Richmond was founded in 1071 by the Breton Alan Rufus, on lands granted to him by William the Conqueror. It was a huge estate from Durham to London, covering 11 counties including Yorkshire, Nottinghamshire, Lincolnshire, Cambridgeshire, Dorset, Hertfordshire, Norfolk and Suffolk.
The prosperity of the medieval market town and centre of the Swaledale wool industry greatly increased in the late 17th and 18th centuries with the burgeoning lead mining industry in nearby Arkengarthdale. Europe’s first gas works was built in the town in 1830. Richmond was one of first towns in the North to get gas street lighting.
Richmond Castle is an imposing edifice overlooking the fast-flowing River Swale. It is situated in the town centre and is a major tourist attraction. During the English Civil War, the Covenanter Army led by David Leslie, Lord Newark, took over the castle, and conflict between local Catholics and Scottish Presbyterians ensued. During World War 1, the Castle served as a barracks for soldiers, and 16 conscientious objectors were imprisoned there. The Keep is one of finest in the UK. It is over 100 feet high with walls 11 feet thick to hold the structure intact. Scolland’s Hall is the gatehouse.
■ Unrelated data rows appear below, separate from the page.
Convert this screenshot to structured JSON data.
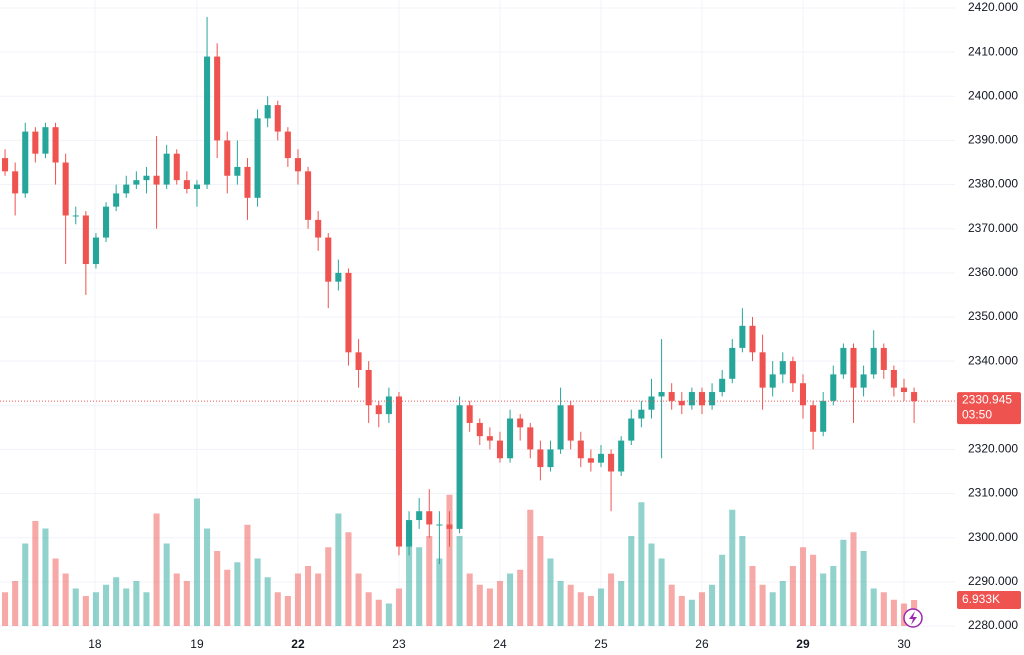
{
  "chart_data": {
    "type": "candlestick",
    "up_color": "#26a69a",
    "down_color": "#ef5350",
    "grid": true,
    "series": [
      {
        "open": [
          2386,
          2383,
          2378,
          2392,
          2387,
          2393,
          2385,
          2373,
          2373,
          2362,
          2368,
          2375,
          2378,
          2380,
          2381,
          2382,
          2380,
          2387,
          2381,
          2379,
          2380,
          2409,
          2390,
          2382,
          2384,
          2377,
          2395,
          2398,
          2392,
          2386,
          2383,
          2372,
          2368,
          2358,
          2360,
          2342,
          2338,
          2330,
          2328,
          2332,
          2298,
          2304,
          2306,
          2303,
          2303,
          2302,
          2330,
          2326,
          2323,
          2322,
          2318,
          2327,
          2325,
          2320,
          2316,
          2320,
          2330,
          2322,
          2318,
          2317,
          2319,
          2315,
          2322,
          2327,
          2329,
          2332,
          2333,
          2331,
          2330,
          2333,
          2330,
          2333,
          2336,
          2343,
          2348,
          2342,
          2334,
          2337,
          2340,
          2335,
          2330,
          2324,
          2331,
          2337,
          2343,
          2334,
          2337,
          2343,
          2338,
          2334,
          2333
        ],
        "high": [
          2388,
          2385,
          2394,
          2393,
          2394,
          2394,
          2387,
          2375,
          2374,
          2369,
          2376,
          2380,
          2382,
          2383,
          2384,
          2391,
          2389,
          2388,
          2383,
          2381,
          2418,
          2412,
          2392,
          2390,
          2386,
          2397,
          2400,
          2399,
          2393,
          2388,
          2384,
          2374,
          2369,
          2363,
          2361,
          2345,
          2340,
          2331,
          2334,
          2333,
          2306,
          2309,
          2311,
          2306,
          2306,
          2332,
          2331,
          2327,
          2325,
          2324,
          2329,
          2328,
          2326,
          2322,
          2322,
          2334,
          2331,
          2324,
          2320,
          2321,
          2320,
          2323,
          2329,
          2331,
          2336,
          2345,
          2335,
          2333,
          2334,
          2334,
          2335,
          2338,
          2345,
          2352,
          2350,
          2346,
          2340,
          2342,
          2341,
          2337,
          2331,
          2333,
          2339,
          2344,
          2344,
          2339,
          2347,
          2344,
          2339,
          2336,
          2334
        ],
        "low": [
          2382,
          2373,
          2377,
          2385,
          2386,
          2380,
          2362,
          2371,
          2355,
          2361,
          2367,
          2374,
          2377,
          2379,
          2378,
          2370,
          2379,
          2380,
          2378,
          2375,
          2379,
          2386,
          2378,
          2380,
          2372,
          2375,
          2393,
          2390,
          2384,
          2380,
          2370,
          2365,
          2352,
          2356,
          2339,
          2334,
          2326,
          2325,
          2326,
          2296,
          2296,
          2302,
          2300,
          2294,
          2298,
          2301,
          2324,
          2321,
          2320,
          2317,
          2317,
          2322,
          2318,
          2313,
          2315,
          2319,
          2320,
          2316,
          2315,
          2316,
          2306,
          2314,
          2321,
          2325,
          2327,
          2318,
          2329,
          2328,
          2329,
          2328,
          2329,
          2332,
          2335,
          2342,
          2340,
          2329,
          2332,
          2335,
          2333,
          2327,
          2320,
          2323,
          2330,
          2336,
          2326,
          2332,
          2336,
          2336,
          2332,
          2331,
          2326
        ],
        "close": [
          2383,
          2378,
          2392,
          2387,
          2393,
          2385,
          2373,
          2373,
          2362,
          2368,
          2375,
          2378,
          2380,
          2381,
          2382,
          2380,
          2387,
          2381,
          2379,
          2380,
          2409,
          2390,
          2382,
          2384,
          2377,
          2395,
          2398,
          2392,
          2386,
          2383,
          2372,
          2368,
          2358,
          2360,
          2342,
          2338,
          2330,
          2328,
          2332,
          2298,
          2304,
          2306,
          2303,
          2303,
          2302,
          2330,
          2326,
          2323,
          2322,
          2318,
          2327,
          2325,
          2320,
          2316,
          2320,
          2330,
          2322,
          2318,
          2317,
          2319,
          2315,
          2322,
          2327,
          2329,
          2332,
          2333,
          2331,
          2330,
          2333,
          2330,
          2333,
          2336,
          2343,
          2348,
          2342,
          2334,
          2337,
          2340,
          2335,
          2330,
          2324,
          2331,
          2337,
          2343,
          2334,
          2337,
          2343,
          2338,
          2334,
          2333,
          2330.945
        ]
      }
    ],
    "volume": {
      "values": [
        9000,
        12000,
        22000,
        28000,
        26000,
        18000,
        14000,
        10000,
        8000,
        9000,
        11000,
        13000,
        10000,
        12000,
        9000,
        30000,
        22000,
        14000,
        12000,
        34000,
        26000,
        20000,
        15000,
        17000,
        27000,
        18000,
        13000,
        9000,
        8000,
        14000,
        16000,
        14000,
        21000,
        30000,
        25000,
        14000,
        9000,
        7000,
        6000,
        10000,
        27000,
        21000,
        24000,
        18000,
        35000,
        24000,
        14000,
        11000,
        10000,
        12000,
        14000,
        15000,
        31000,
        24000,
        18000,
        12000,
        11000,
        9000,
        8000,
        10000,
        14000,
        12000,
        24000,
        33000,
        22000,
        18000,
        11000,
        8000,
        7000,
        9000,
        11000,
        19000,
        31000,
        24000,
        16000,
        11000,
        9000,
        12000,
        16000,
        21000,
        19000,
        14000,
        16000,
        23000,
        25000,
        20000,
        10000,
        9000,
        7000,
        6000,
        6933
      ],
      "value_labels": [
        null,
        null,
        null,
        null,
        null,
        null,
        null,
        null,
        null,
        null,
        null,
        null,
        null,
        null,
        null,
        null,
        null,
        null,
        null,
        null,
        null,
        null,
        null,
        null,
        null,
        null,
        null,
        null,
        null,
        null,
        null,
        null,
        null,
        null,
        null,
        null,
        null,
        null,
        null,
        null,
        null,
        null,
        null,
        null,
        null,
        null,
        null,
        null,
        null,
        null,
        null,
        null,
        null,
        null,
        null,
        null,
        null,
        null,
        null,
        null,
        null,
        null,
        null,
        null,
        null,
        null,
        null,
        null,
        null,
        null,
        null,
        null,
        null,
        null,
        null,
        null,
        null,
        null,
        null,
        null,
        null,
        null,
        null,
        null,
        null,
        null,
        null,
        null,
        null,
        null,
        "6.933K"
      ],
      "ylim": [
        0,
        40000
      ]
    },
    "countdown": "03:50",
    "ylim": [
      2280,
      2420
    ],
    "yticks": [
      {
        "value": 2280,
        "label": "2280.000"
      },
      {
        "value": 2290,
        "label": "2290.000"
      },
      {
        "value": 2300,
        "label": "2300.000"
      },
      {
        "value": 2310,
        "label": "2310.000"
      },
      {
        "value": 2320,
        "label": "2320.000"
      },
      {
        "value": 2330,
        "label": "2330.000"
      },
      {
        "value": 2340,
        "label": "2340.000"
      },
      {
        "value": 2350,
        "label": "2350.000"
      },
      {
        "value": 2360,
        "label": "2360.000"
      },
      {
        "value": 2370,
        "label": "2370.000"
      },
      {
        "value": 2380,
        "label": "2380.000"
      },
      {
        "value": 2390,
        "label": "2390.000"
      },
      {
        "value": 2400,
        "label": "2400.000"
      },
      {
        "value": 2410,
        "label": "2410.000"
      },
      {
        "value": 2420,
        "label": "2420.000"
      }
    ],
    "xlim": [
      -0.5,
      94.05
    ],
    "xticks": [
      {
        "value": 8.9,
        "label": "18"
      },
      {
        "value": 19,
        "label": "19"
      },
      {
        "value": 29,
        "label": "22"
      },
      {
        "value": 39,
        "label": "23"
      },
      {
        "value": 49,
        "label": "24"
      },
      {
        "value": 59,
        "label": "25"
      },
      {
        "value": 69,
        "label": "26"
      },
      {
        "value": 79,
        "label": "29"
      },
      {
        "value": 89,
        "label": "30"
      }
    ]
  }
}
Middleham Castle; Although not in the town, this is a suitable place to describe this Castle, also built by Alan Rufus in 1190. The castle remained in royal hands until the reign of James 1, when it was sold. It fell into disuse and disrepair during the 17th Century. It was garrisoned during the Civil War, but saw no action. The ruins are now in the care of English Heritage.
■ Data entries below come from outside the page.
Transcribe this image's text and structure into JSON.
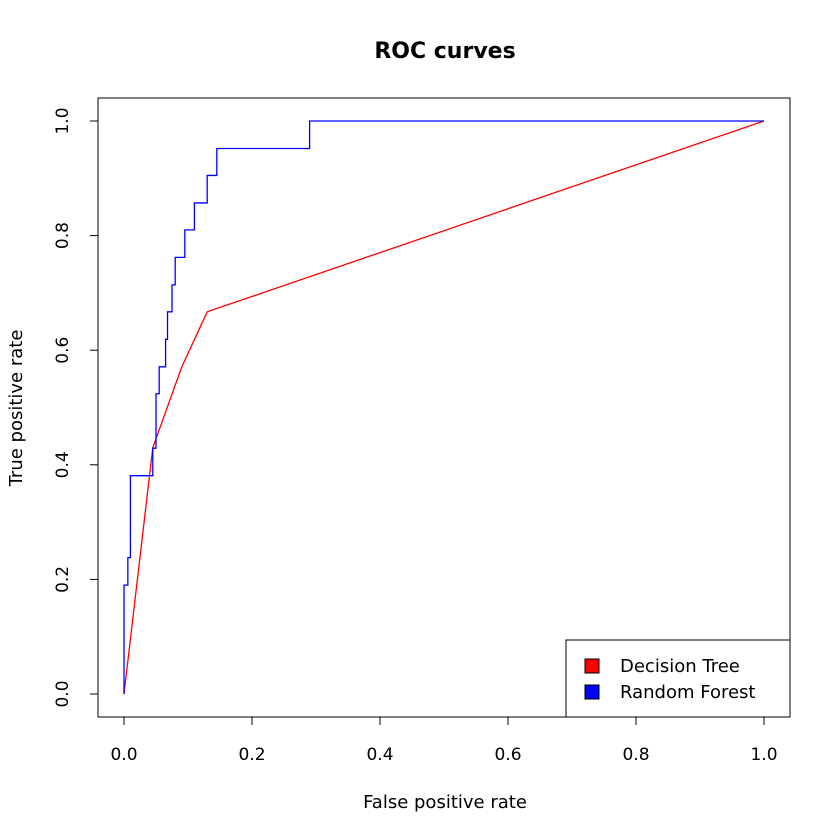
{
  "chart_data": {
    "type": "line",
    "title": "ROC curves",
    "xlabel": "False positive rate",
    "ylabel": "True positive rate",
    "xlim": [
      0,
      1
    ],
    "ylim": [
      0,
      1
    ],
    "x_ticks": [
      "0.0",
      "0.2",
      "0.4",
      "0.6",
      "0.8",
      "1.0"
    ],
    "y_ticks": [
      "0.0",
      "0.2",
      "0.4",
      "0.6",
      "0.8",
      "1.0"
    ],
    "grid": false,
    "legend_position": "bottom-right",
    "series": [
      {
        "name": "Decision Tree",
        "color": "#ff0000",
        "x": [
          0.0,
          0.045,
          0.09,
          0.13,
          1.0
        ],
        "y": [
          0.0,
          0.43,
          0.57,
          0.667,
          1.0
        ]
      },
      {
        "name": "Random Forest",
        "color": "#0000ff",
        "x": [
          0.0,
          0.0,
          0.006,
          0.006,
          0.01,
          0.01,
          0.045,
          0.045,
          0.05,
          0.05,
          0.055,
          0.055,
          0.065,
          0.065,
          0.068,
          0.068,
          0.075,
          0.075,
          0.08,
          0.08,
          0.095,
          0.095,
          0.11,
          0.11,
          0.13,
          0.13,
          0.145,
          0.145,
          0.29,
          0.29,
          1.0
        ],
        "y": [
          0.0,
          0.19,
          0.19,
          0.238,
          0.238,
          0.381,
          0.381,
          0.429,
          0.429,
          0.524,
          0.524,
          0.571,
          0.571,
          0.619,
          0.619,
          0.667,
          0.667,
          0.714,
          0.714,
          0.762,
          0.762,
          0.81,
          0.81,
          0.857,
          0.857,
          0.905,
          0.905,
          0.952,
          0.952,
          1.0,
          1.0
        ]
      }
    ]
  }
}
The cobbled market place is one of the largest in England, and is of French design. Prince Charles calls Richmond the ‘Siena of the North’. He visited in 2005 with the Duchess of Cornwall.
Based in the old Trinity Church in the centre of the town’s market place is The Green Howards Museum which narrates the story of this regiment, now known as the Yorkshire Regiment.
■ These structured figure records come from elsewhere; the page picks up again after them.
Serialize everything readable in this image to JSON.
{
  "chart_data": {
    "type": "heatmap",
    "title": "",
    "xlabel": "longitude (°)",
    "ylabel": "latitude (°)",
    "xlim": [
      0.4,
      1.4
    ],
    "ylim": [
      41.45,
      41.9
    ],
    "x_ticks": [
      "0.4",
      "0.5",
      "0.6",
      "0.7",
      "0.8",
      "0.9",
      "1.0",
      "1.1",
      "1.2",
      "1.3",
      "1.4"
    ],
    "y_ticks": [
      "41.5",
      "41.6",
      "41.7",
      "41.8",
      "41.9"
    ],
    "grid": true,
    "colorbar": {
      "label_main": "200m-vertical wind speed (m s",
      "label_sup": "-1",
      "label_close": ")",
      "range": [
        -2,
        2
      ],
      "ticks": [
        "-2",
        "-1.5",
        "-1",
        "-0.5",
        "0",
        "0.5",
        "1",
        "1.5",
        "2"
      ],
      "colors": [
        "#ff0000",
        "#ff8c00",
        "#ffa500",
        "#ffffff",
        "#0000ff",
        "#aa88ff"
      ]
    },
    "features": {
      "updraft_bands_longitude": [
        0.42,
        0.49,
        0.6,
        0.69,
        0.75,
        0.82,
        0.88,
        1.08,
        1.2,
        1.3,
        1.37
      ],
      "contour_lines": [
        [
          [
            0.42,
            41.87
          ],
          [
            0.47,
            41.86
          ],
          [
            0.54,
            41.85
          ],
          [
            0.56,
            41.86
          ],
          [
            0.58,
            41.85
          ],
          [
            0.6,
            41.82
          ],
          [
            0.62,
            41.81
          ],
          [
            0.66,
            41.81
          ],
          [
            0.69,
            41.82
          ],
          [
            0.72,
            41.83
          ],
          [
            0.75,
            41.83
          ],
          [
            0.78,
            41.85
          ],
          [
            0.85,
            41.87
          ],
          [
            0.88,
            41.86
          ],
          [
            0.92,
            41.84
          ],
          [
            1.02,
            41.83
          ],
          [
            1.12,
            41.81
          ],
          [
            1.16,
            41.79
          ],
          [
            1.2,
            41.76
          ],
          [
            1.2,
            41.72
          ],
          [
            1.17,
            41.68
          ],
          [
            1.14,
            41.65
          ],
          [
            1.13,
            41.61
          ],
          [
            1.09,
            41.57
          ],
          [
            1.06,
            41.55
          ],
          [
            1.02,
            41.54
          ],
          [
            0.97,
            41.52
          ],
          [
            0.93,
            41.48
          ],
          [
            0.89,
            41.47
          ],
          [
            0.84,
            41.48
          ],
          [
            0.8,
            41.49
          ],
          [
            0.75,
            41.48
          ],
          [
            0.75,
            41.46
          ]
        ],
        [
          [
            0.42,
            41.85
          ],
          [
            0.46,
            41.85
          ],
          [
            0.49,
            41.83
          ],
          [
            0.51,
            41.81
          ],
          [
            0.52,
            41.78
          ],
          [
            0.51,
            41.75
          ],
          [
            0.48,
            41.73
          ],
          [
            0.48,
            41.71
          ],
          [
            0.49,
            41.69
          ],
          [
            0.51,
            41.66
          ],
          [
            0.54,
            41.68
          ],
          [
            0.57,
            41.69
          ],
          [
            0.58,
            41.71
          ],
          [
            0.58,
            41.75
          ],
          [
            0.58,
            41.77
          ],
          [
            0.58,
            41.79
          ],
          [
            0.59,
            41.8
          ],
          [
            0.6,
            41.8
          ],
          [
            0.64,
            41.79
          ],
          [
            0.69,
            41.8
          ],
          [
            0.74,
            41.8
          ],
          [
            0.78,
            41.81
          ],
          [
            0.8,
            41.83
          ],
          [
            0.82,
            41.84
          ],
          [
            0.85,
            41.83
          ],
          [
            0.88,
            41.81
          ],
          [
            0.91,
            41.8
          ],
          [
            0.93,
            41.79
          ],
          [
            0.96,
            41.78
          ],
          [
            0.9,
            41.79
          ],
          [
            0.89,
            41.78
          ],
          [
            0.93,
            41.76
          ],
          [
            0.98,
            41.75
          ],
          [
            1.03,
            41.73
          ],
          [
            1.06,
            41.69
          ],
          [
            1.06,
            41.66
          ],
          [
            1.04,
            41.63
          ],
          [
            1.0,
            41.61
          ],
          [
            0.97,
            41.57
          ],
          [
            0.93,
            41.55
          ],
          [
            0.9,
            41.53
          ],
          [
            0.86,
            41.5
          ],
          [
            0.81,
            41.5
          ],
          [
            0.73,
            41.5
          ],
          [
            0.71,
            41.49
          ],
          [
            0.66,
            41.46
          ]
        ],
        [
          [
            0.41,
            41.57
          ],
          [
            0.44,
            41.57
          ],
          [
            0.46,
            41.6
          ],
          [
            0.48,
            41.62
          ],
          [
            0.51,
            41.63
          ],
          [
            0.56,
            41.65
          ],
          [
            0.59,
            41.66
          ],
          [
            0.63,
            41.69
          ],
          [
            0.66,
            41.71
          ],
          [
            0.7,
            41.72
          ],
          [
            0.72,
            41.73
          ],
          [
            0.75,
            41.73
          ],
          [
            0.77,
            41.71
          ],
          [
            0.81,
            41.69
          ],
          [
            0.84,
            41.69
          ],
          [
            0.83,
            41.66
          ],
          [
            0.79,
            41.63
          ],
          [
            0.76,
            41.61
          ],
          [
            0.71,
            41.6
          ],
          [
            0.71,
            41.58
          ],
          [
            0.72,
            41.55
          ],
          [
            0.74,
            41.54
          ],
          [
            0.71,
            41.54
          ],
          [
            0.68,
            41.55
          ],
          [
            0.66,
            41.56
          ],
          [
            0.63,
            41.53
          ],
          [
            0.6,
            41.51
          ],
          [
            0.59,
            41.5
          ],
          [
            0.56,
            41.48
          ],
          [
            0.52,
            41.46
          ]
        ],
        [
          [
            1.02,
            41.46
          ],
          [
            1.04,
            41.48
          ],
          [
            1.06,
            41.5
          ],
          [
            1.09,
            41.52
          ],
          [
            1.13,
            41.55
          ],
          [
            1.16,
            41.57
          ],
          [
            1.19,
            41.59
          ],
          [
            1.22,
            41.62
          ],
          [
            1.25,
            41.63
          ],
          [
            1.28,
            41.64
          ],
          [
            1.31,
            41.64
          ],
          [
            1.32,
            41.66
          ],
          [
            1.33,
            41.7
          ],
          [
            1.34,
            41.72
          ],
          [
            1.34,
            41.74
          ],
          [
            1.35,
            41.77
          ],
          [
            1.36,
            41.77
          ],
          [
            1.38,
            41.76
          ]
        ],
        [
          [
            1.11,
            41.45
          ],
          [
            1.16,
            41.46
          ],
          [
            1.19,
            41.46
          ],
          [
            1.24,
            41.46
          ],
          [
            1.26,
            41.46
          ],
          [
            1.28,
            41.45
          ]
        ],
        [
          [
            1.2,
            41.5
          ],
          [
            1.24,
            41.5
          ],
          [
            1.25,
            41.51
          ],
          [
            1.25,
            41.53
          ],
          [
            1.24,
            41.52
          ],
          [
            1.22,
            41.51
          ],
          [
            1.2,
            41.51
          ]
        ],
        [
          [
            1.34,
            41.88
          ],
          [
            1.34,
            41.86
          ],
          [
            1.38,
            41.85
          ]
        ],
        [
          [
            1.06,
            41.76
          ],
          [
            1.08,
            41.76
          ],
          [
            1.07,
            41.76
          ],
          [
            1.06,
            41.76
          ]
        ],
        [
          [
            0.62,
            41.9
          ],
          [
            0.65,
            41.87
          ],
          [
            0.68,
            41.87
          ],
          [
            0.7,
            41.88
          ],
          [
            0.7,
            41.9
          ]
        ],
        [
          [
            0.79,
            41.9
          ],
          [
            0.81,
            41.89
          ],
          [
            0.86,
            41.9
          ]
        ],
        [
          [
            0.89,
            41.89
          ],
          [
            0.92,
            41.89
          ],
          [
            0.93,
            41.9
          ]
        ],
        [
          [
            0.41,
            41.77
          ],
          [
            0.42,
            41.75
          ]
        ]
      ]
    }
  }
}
The town is also home to the Richmondshire Museum which features an ‘All Creatures Great and Small’ TV set and a Fenwicks Store. The latter is a business that started in Richmond in 1876 and grew to be a national department store; there is still a Fenwicks in York. A replica 1950’s post office shop was built in the museum in 2007, and new interactive facilities opened in 2013.
The Georgian Theatre Royal, founded in 1788 by the actor Samuel Butler, is just off the market place. A decline in the fortunes of theatre led to its closure in 1848, and it was used as a warehouse for many years. In 1963 the theatre was restored and reopened, with a theatre museum added in 1979. It was extended in 2003, with the addition of a new block providing services and access next to the original auditorium. It is the oldest working Georgian Theatre in the UK, and has seen many famous actors perform on its stage.
The Station, a community-based social enterprise, was formerly Richmond railway station. With a restaurant, 2-screen cinema, art gallery and heritage centre, as well as a bakery, cheese maker, micro brewery, ice-cream parlour and fudge house, it averages 300,000 visitors a year, and is the fourth largest tourist attraction in Yorkshire. In 2008, it won the National Rail Heritage, Ian Allan Publishing award.
The Antient Silver Arrow; Once described as ‘The Daddy of all Sporting Fixtures,’ The Antient Silver Arrow is the World’s longest established and oldest recorded sporting event, dating back to 1673. It was first shot for in Scorton Village, Richmond, North Yorkshire.
Among the many customs of great interest in the Town of Richmond, the Septennial Boundary Riding is perhaps the one of greatest interest. This custom takes the form of a “perambulation,” as the appearance of those who have afterwards been permitted to sign the Roll (as having completed the walk) testifies.